Por BENICIO VIERO SCHMIDT*
Comentários sobre acontecimentos recentes
1. Iniciou-se uma discussão acerca das possibilidades de implantação efetiva da lei do Marco Legal de Saneamento. Ela foi aprovada com estardalhaço no Senado Federal com mais de sessenta votos na semana passada e enviada à sanção do Presidente da República. Certamente será sancionada, mas os problemas que advêm da interpretação desse marco são imensos. A nova lei, por exemplo, erige como instituição reguladora a Agência Nacional de Águas, cuja presidente-diretora alega que não tem quadro sequer para dar conta dos problemas atuais.
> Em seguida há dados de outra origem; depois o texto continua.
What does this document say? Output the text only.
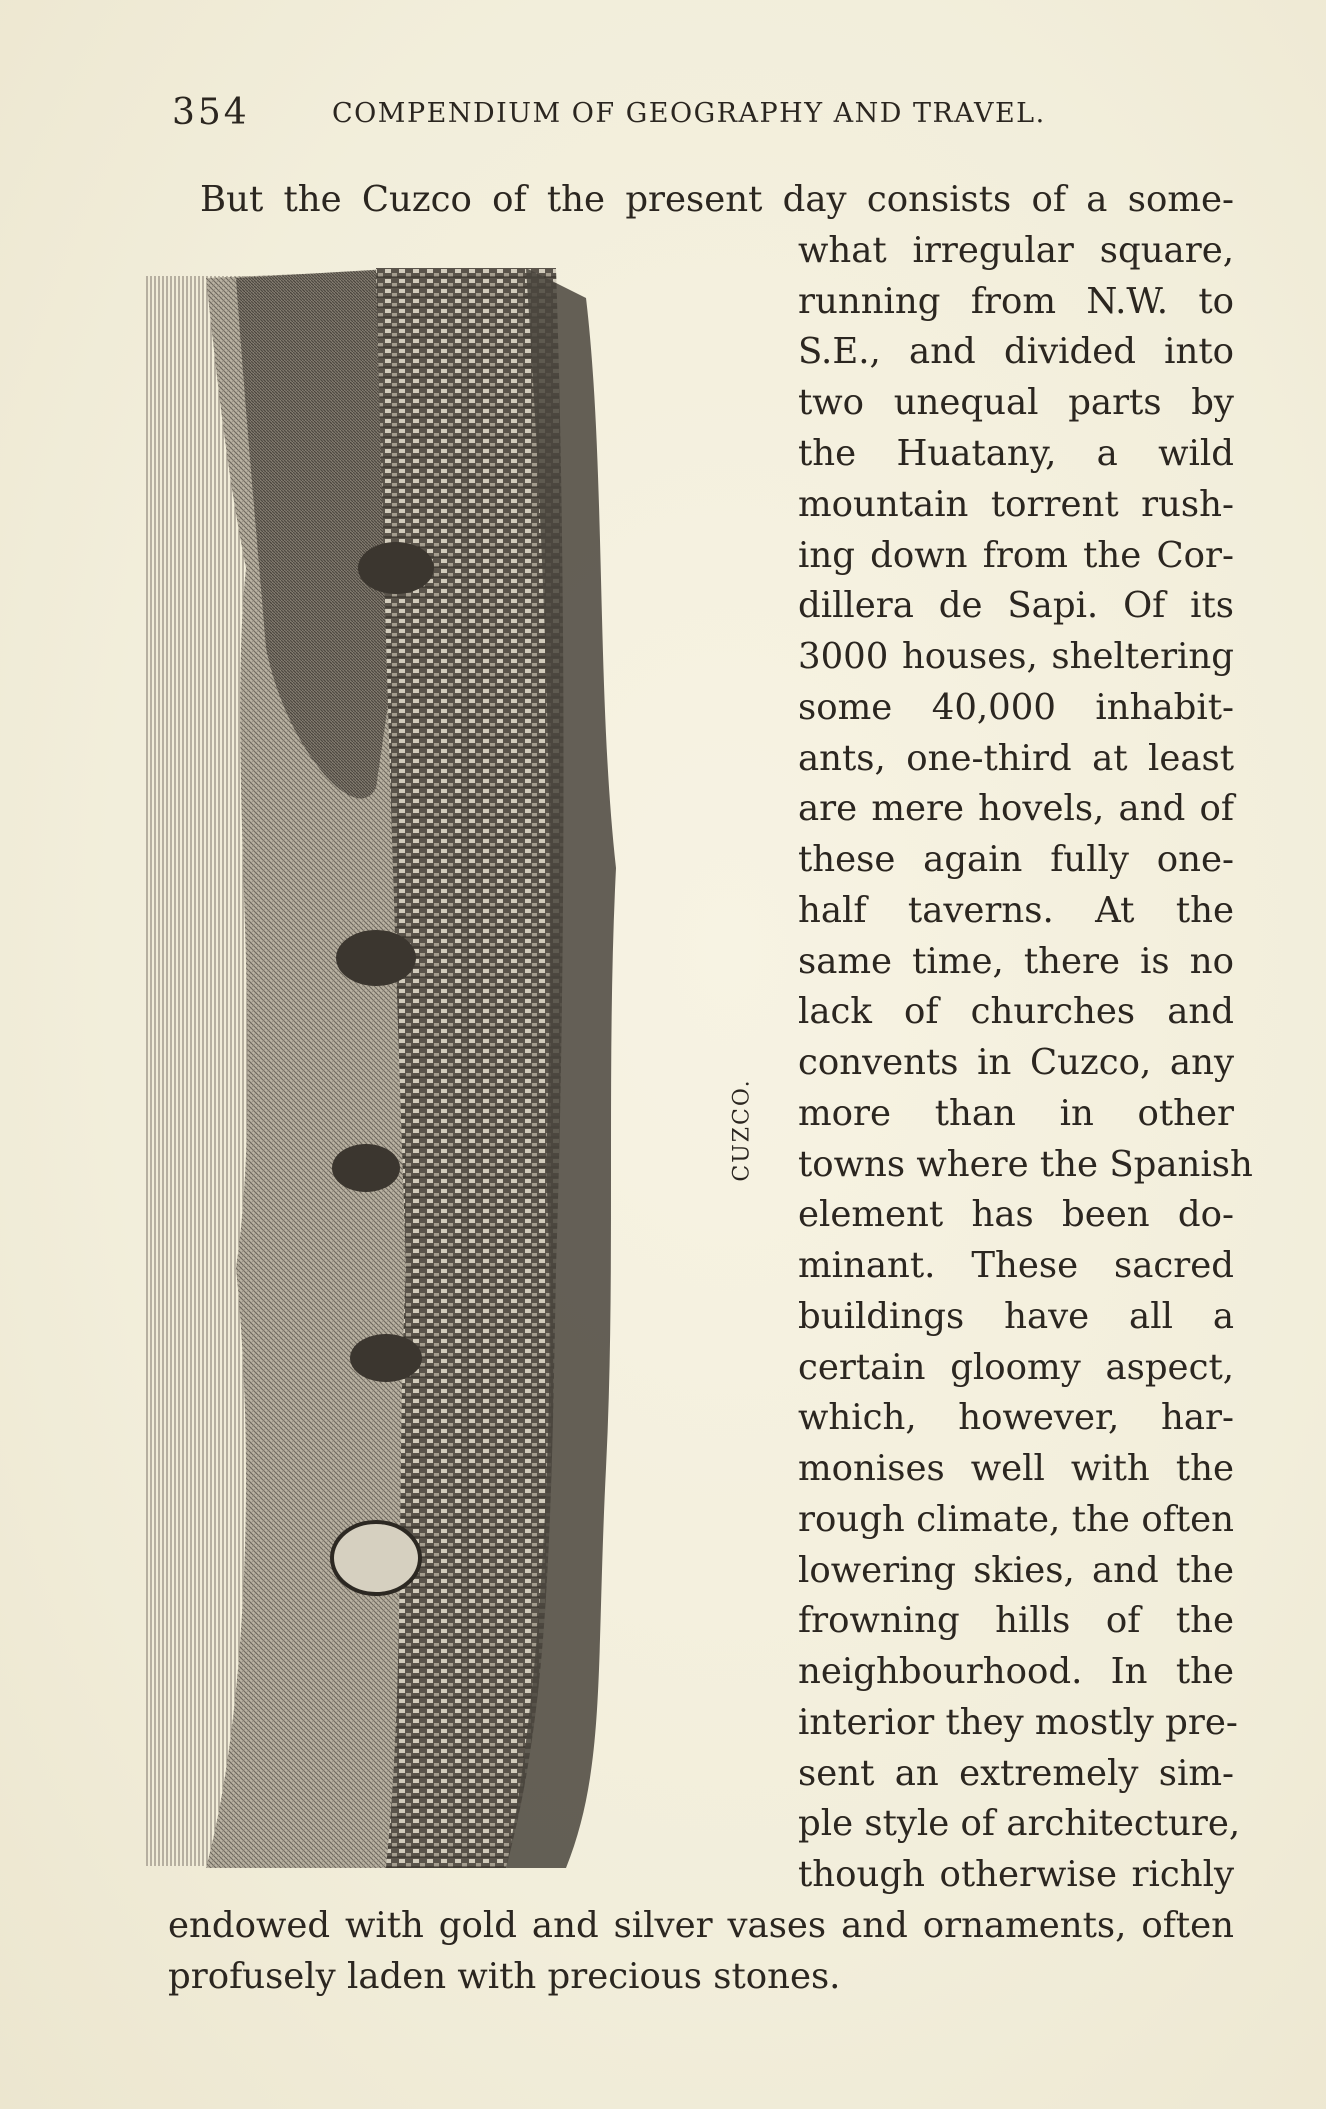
354	COMPENDIUM OF GEOGRAPHY AND TRAVEL.
But the Cuzco of the present day consists of a some-
CUZCO.
what irregular square,
running from N.W. to
S.E., and divided into
two unequal parts by
the Huatany, a wild
mountain torrent rush-
ing down from the Cor-
dillera de Sapi. Of its
3000 houses, sheltering
some 40,000 inhabit-
ants, one-third at least
are mere hovels, and of
these again fully one-
half taverns. At the
same time, there is no
lack of churches and
convents in Cuzco, any
more than in other
towns where the Spanish
element has been do-
minant. These sacred
buildings have all a
certain gloomy aspect,
which, however, har-
monises well with the
rough climate, the often
lowering skies, and the
frowning hills of the
neighbourhood. In the
interior they mostly pre-
sent an extremely sim-
ple style of architecture,
though otherwise richly
endowed with gold and silver vases and ornaments, often
profusely laden with precious stones.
Imagine o Brasil inteiro sendo regulado por ditos e editos da Agência Nacional de Águas, sendo que a própria presidente alega que não há condições de fazer isso. Quando se lê com atenção as condições de suspensão das licitações já ocorridas e que vigoram por trinta anos complica-se mais ainda o papel da Agência Nacional de Águas. Em suma, a lei é muito boa, mas sua implantação será muito difícil no curto e no médio prazo.
2. Dados recentes confirmam que em São Paulo especificamente aumentou a violência da Polícia Militar. Trata-se de uma situação semelhante aos Estados Unidos onde se presenciou recentemente práticas de violência aberta da polícia contra a população. Destaco aí dois pontos. Primeiro um problema óbvio de desobediência, que se deve quem sabe à falta de hierarquia, de controle interno da PM, de insubordinação de fato. Suspeita-se que as polícias militares, especialmente a de São Paulo, estejam totalmente alinhadas a situações subterrâneas que sustentam o governo Bolsonaro nessa área. É necessário acompanhar com atenção essa situação, porque insubordinação e desobediência da Polícia Militar ao seu governador significam que alguém outro é o superior ou o inspirador.
3. No que tange à Presidência da República, convém observar que flancos jurídicos foram abertos e dificilmente serão fechados sem muita dor, sem muito pânico. Tanto no TSE (a questão das fake news, cuja regulamentação está sendo votada no Congresso Nacional), como no STF (aquilo que diz respeito aos comportamentos nada democráticos das forças que apoiam o governo). Os flancos são abertos e são reforçados pela presença eventual de Queiroz na prisão e pela busca policial pelo paradeiro da sua esposa, Márcia, por todo o território nacional.
O que virá daí, não se sabe. De qualquer forma, parece evidente que apesar do governo ter bloqueado parcialmente a possibilidade de impeachment no Congresso (pois conta agora com os 206 votos dos alinhados com o apoio do Centrão), é visível que alguns ônus serão inevitáveis e daí pode se esperar muita coisa. O impeachment via Congresso Nacional torna-se difícil, mas situações a serem causadas pelo comportamento do STF especialmente são desconhecidas.
4. Ressalte-se, por fim, que a pressão internacional contra o Brasil por parte de consumidores e importadores internacionais de commodities agrícolas se fez sentir novamente. Alguns dentre os principais grupos de importadores fizeram um pronunciamento bastante virulento.
*Benicio Viero Schmidt é professor aposentado de sociologia na UnB. Autor, entre outros livros, de O Estado e a política urbana no Brasil (LP&M).